Investors Also Target Iran
The push for divestment has extended into other geopolitical spheres as well. Some states are pushing for legislation that would require public pension funds to divest from companies that do business in Iran, which the Bush administration has accused of supporting insurgents in Iraq and aspiring to build nuclear weapons.
Missouri’s pension funds have partially divested from several companies with ties to Iran, including Halliburton--which was formerly run by U.S. Vice President Dick Cheney. An Iran divestment bill passed the California Assembly by a wide margin, and will be voted in the Senate at an unspecified date. Texas Governor Rick Perry is considering directing the state’s pension funds to divest from companies with holdings in Iran, while New York State Sen. Craig M. Johnson introduced a divestment bill for all of New York's public pension funds. According to Johnson’s office, the bill is still under consideration by the state Senate’s committee on civil services and pensions.

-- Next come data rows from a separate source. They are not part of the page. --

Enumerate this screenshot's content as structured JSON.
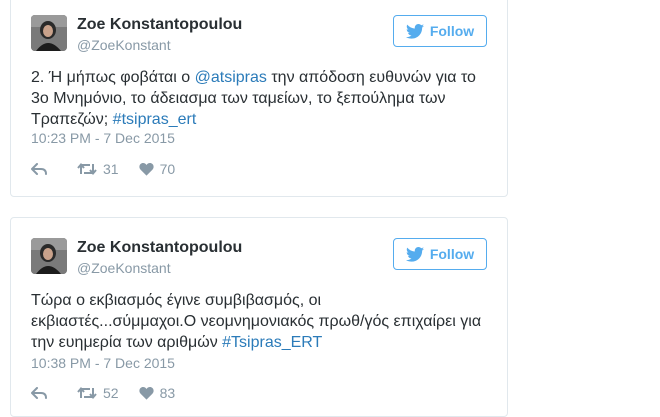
{
  "follow_label": "Follow",
  "colors": {
    "accent": "#55acee",
    "link": "#2b7bb9",
    "muted": "#8899a6",
    "border": "#e1e8ed"
  },
  "tweets": [
    {
      "name": "Zoe Konstantopoulou",
      "handle": "@ZoeKonstant",
      "text_pre": "2. Ή μήπως φοβάται ο ",
      "mention": "@atsipras",
      "text_mid": " την απόδοση ευθυνών για το 3ο Μνημόνιο, το άδειασμα των ταμείων, το ξεπούλημα των Τραπεζών; ",
      "hashtag": "#tsipras_ert",
      "time": "10:23 PM - 7 Dec 2015",
      "retweets": "31",
      "likes": "70"
    },
    {
      "name": "Zoe Konstantopoulou",
      "handle": "@ZoeKonstant",
      "text_pre": "Τώρα ο εκβιασμός έγινε συμβιβασμός, οι εκβιαστές...σύμμαχοι.Ο νεομνημονιακός πρωθ/γός επιχαίρει για την ευημερία των αριθμών ",
      "hashtag": "#Tsipras_ERT",
      "time": "10:38 PM - 7 Dec 2015",
      "retweets": "52",
      "likes": "83"
    }
  ]
}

Meanwhile, CalPERS sent letters to four multinational energy companies--ENI of Italy, Repsol YPF of Spain, the Netherlands’ Royal Dutch Shell, and Total of France--asking them to report on and minimize the risks of investing in Iran.
On July 31, the U.S. House of Representatives passed a bill requiring the Treasury Department to keep a list of companies with economic ties to the Iranian government. Lawmakers approved the bill by a vote of 408 to 6. Sen. Barack Obama, a Democratic presidential candidate from Illinois, has already introduced companion legislation in the Senate.